If we focus on multiple run
(s) across the same core, I want that if I rerun its nsim
, to get a newly generated random matrix, independent of the one generated in the previous run
, and so on.
Visually, when the above methodology is applied to compute one quantile, per run
, across a series of cores each having a different number of nsim
this yields:
My code seems to achieve that (here I show only Y and Z, but also works for the LGD):
Stability for same run across nsims: Y
> parallel_results$run_1_Nsim_5000$Y.systematic[1:2,4998:5000]
[,1] [,2] [,3]
[1,] -0.2397531 1.548914 0.2781637
[2,] -0.2397531 1.548914 0.2781637
> parallel_results$run_1_Nsim_10000$Y.systematic[1:2,4998:5002]
[,1] [,2] [,3] [,4] [,5]
[1,] -0.2397531 1.548914 0.2781637 2.23994 -0.6209843
[2,] -0.2397531 1.548914 0.2781637 2.23994 -0.6209843
Variability for different runs across same nsim: Y
> parallel_results$run_1_Nsim_5000$Y.systematic[1:2,1:2]
[,1] [,2]
[1,] -0.3996827 0.2019272
[2,] -0.3996827 0.2019272
> parallel_results$run_2_Nsim_5000$Y.systematic[1:2,1:2]
[,1] [,2]
[1,] -0.4580132 -0.08322681
[2,] -0.4580132 -0.08322681
Stability for same run across nsims: Z
> parallel_results$run_1_Nsim_5000$Z.Default[1:2,4998:5000]
[,1] [,2] [,3]
[1,] -1.077092 -0.006225626 -0.6152041
[2,] 2.033250 -1.350659878 -0.7040274
> parallel_results$run_1_Nsim_10000$Z.Default[1:2,4998:5002]
[,1] [,2] [,3] [,4] [,5]
[1,] -1.077092 -0.006225626 -0.6152041 0.57472772 2.593232
[2,] 2.033250 -1.350659878 -0.7040274 -0.08696669 -1.456689
Variability for different runs across same nsim: Z
> parallel_results$run_1_Nsim_5000$Z.Default[1:2,1:2]
[,1] [,2]
[1,] 0.0008058532 -1.0539683
[2,] -1.3029004815 -0.2031874
> parallel_results$run_2_Nsim_5000$Z.Default[1:2,1:2]
[,1] [,2]
[1,] 0.50913790 -1.120769
[2,] -0.03775884 0.894895
Question:
My question is now, are the nruns
draws in the same core truly independent (I have checked the summary stats and the corr, they seem to be...)?
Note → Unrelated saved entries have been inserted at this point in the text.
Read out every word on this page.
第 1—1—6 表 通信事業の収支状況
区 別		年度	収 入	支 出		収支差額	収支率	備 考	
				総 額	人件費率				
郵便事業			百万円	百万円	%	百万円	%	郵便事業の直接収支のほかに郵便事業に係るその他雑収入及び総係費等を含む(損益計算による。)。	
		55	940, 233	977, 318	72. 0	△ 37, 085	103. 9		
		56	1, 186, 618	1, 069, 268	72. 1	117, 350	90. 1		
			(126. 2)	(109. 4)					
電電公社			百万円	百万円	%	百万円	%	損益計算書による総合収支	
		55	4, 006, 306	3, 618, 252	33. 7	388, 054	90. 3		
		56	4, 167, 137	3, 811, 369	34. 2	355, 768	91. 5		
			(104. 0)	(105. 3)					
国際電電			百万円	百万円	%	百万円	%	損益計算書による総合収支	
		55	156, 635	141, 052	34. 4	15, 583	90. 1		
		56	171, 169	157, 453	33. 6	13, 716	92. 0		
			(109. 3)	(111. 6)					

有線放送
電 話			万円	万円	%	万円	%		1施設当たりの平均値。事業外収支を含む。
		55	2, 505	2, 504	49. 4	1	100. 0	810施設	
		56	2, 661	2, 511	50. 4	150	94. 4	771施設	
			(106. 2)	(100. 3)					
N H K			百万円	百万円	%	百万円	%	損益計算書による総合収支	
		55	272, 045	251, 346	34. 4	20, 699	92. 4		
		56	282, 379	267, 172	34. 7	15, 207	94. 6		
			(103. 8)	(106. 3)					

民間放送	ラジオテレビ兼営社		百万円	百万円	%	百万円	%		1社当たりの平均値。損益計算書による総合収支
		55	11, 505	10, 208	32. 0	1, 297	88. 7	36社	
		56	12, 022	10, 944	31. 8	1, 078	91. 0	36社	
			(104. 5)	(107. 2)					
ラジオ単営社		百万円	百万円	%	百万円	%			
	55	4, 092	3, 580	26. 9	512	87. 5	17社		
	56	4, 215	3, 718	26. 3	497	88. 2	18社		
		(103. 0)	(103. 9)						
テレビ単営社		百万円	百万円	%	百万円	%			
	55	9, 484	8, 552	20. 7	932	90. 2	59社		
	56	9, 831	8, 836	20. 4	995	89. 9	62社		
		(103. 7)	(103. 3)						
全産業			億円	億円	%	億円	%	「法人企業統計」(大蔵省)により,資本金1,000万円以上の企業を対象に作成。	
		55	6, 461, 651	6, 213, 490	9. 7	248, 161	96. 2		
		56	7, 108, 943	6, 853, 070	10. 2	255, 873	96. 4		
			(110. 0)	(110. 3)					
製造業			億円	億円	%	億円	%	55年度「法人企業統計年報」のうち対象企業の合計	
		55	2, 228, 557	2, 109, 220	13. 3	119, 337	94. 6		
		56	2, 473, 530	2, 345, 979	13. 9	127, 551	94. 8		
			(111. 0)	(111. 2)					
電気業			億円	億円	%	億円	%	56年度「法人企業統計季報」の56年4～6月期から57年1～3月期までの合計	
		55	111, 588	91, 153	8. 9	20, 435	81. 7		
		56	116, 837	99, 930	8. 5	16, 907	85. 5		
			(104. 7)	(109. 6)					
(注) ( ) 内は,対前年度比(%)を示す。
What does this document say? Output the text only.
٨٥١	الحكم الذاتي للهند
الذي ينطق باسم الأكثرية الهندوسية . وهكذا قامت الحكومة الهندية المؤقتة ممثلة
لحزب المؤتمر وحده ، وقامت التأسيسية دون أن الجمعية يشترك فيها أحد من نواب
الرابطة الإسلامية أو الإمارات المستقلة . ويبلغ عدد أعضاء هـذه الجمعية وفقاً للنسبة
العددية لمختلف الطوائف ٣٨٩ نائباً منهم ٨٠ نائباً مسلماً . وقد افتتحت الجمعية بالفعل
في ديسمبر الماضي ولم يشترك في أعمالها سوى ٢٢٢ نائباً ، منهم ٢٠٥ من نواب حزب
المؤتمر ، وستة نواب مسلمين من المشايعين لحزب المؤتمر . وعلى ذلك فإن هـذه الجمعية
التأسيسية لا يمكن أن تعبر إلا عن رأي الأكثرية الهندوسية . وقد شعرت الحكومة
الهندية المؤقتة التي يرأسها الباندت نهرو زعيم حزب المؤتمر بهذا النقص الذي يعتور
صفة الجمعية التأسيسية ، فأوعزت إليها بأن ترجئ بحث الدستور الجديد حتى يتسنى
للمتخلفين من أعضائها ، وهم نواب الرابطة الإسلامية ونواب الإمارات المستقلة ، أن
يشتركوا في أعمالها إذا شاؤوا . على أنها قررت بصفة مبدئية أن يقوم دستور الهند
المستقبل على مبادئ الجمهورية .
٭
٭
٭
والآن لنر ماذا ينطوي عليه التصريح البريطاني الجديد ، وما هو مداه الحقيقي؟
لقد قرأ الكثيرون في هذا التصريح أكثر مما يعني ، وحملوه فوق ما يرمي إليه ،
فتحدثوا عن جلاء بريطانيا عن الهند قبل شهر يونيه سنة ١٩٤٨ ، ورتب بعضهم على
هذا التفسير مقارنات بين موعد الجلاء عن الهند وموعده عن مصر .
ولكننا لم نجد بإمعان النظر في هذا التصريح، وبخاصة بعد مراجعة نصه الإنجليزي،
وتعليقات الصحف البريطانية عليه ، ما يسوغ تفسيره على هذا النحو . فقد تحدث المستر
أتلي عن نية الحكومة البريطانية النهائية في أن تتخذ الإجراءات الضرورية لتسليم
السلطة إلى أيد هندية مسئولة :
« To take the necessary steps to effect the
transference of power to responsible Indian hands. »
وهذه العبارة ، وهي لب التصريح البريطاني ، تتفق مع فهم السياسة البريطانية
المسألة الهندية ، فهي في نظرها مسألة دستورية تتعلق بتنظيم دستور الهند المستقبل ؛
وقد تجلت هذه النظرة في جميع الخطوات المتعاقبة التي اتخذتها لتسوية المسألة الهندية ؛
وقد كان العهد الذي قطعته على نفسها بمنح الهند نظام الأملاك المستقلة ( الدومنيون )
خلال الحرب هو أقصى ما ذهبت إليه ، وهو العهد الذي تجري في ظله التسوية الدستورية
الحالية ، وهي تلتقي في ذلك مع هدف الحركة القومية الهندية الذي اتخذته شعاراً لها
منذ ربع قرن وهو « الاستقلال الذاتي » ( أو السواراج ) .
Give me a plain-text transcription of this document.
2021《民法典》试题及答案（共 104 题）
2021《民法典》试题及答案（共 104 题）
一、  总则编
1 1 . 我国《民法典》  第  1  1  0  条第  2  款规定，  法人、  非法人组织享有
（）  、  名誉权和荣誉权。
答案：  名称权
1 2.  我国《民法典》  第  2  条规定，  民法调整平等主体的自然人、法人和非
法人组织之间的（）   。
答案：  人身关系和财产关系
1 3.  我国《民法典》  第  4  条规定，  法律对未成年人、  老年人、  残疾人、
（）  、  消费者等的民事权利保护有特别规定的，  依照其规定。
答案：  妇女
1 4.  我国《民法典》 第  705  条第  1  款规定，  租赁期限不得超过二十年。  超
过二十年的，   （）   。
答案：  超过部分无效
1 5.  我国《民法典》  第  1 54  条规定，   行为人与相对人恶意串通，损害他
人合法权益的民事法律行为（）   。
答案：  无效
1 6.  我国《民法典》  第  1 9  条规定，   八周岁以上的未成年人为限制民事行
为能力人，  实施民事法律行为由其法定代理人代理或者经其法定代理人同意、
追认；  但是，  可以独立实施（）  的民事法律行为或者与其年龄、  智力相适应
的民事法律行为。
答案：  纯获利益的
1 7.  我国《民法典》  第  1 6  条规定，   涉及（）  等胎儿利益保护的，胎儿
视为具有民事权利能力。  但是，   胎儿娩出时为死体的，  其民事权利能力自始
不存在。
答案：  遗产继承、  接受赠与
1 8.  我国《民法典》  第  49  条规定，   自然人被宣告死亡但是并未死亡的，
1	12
Or have I inserted some undesired link through the set.seed()
setting?
Are there considerations linked to the RNG in R (and its interaction with the parallel
package) I have missed? I have extensively searched across stack but was unable to find something matching my application.